Criminal justice is society's primary formal means of social control. Generally, it is the practice of public and private agencies and groups that deter crime and delinquency, and that prosecute, defend, adjudicate, punish, and correct suspects and convicted offenders.
View admissions criteria and requirements for:
- Masters of science (M.S.) in criminal justice program
- Joint juris doctor/master of science (J.D./M.S.) in criminal justice program
Applicants must meet requirements for admission to the Law School, be admitted into the Law School, and have successfully completed first-year law school courses.
Admission to the graduate program in criminal justice is based on:
- Evidence of a completed baccalaureate degree from an accredited college or university.
- Quality of the applicant's undergraduate record, as evidenced by his/her undergraduate GPA.
- Two letters of recommendation (letters from college and/or law school professors acceptable).
- Personal statement (why do you want to pursue a master's degree in criminal justice?).
Why study criminal justice at Wayne State?

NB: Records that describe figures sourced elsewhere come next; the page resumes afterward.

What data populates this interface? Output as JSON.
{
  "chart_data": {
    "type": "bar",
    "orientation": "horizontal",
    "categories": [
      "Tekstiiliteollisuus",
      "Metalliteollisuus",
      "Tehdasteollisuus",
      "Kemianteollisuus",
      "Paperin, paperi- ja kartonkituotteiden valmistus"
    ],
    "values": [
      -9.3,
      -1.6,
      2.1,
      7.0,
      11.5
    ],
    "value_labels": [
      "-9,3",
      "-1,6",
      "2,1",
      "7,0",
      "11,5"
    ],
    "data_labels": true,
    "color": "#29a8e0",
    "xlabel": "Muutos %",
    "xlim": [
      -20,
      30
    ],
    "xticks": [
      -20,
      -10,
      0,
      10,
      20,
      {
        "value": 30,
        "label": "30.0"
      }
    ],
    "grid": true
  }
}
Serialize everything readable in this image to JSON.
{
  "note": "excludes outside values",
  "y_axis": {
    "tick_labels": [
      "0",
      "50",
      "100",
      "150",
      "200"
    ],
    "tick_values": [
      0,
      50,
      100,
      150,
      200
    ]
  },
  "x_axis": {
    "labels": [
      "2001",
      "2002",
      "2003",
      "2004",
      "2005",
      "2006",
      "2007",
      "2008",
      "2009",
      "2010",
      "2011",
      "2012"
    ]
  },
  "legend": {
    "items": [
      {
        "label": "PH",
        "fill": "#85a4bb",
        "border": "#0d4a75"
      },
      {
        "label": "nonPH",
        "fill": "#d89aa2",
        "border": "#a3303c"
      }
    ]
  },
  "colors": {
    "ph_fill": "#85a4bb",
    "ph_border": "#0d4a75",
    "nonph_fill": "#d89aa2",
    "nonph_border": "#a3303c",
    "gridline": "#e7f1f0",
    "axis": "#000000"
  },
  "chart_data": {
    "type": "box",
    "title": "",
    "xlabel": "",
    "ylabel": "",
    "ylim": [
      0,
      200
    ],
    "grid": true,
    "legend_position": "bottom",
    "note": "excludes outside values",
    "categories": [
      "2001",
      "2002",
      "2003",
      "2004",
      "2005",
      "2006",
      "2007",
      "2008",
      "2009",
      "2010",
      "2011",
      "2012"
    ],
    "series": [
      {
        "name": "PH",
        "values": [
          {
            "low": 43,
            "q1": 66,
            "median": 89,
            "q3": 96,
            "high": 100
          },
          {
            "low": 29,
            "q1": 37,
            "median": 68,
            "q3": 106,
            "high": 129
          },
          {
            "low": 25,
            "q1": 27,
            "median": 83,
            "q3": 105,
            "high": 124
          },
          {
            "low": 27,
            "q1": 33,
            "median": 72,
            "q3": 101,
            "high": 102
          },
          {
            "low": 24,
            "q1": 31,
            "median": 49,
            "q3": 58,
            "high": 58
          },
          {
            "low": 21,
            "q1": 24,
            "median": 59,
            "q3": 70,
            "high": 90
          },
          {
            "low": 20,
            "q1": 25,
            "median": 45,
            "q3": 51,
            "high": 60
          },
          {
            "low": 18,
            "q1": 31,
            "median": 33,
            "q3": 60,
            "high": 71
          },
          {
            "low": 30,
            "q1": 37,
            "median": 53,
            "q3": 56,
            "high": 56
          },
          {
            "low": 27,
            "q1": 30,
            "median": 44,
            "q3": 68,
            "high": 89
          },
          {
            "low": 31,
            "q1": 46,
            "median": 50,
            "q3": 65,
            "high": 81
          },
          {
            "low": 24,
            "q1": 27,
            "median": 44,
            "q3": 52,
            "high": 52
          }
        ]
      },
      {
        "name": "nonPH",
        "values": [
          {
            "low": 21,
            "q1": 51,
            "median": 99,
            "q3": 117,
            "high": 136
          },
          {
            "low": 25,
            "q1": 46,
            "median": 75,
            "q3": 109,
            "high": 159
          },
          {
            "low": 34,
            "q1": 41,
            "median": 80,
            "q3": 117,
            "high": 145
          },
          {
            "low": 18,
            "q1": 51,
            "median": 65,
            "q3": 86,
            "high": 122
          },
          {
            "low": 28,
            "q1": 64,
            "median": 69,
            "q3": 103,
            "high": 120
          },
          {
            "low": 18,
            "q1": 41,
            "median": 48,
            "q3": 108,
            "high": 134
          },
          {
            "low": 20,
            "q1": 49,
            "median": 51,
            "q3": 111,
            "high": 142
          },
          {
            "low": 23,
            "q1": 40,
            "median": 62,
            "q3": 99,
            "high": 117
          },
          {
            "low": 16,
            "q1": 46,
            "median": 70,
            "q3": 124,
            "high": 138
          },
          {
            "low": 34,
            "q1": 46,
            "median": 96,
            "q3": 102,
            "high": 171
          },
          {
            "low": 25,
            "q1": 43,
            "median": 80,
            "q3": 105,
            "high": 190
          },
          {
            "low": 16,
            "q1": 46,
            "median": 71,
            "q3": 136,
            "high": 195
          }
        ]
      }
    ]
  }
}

The study of criminal justice begins with analysis of the entire justice system as a force for social order. Advanced study inquires into the political, organizational, social and behavioral aspects of its components. Our program prepares students develop analytical and research skills that enable them to identify and assess the often conflicting objectives of criminal justice and investigate basic issues and practical problems in criminology and criminal justice. Legal courses foster an awareness of the values of due process and the limits of governmental power in a democratic society.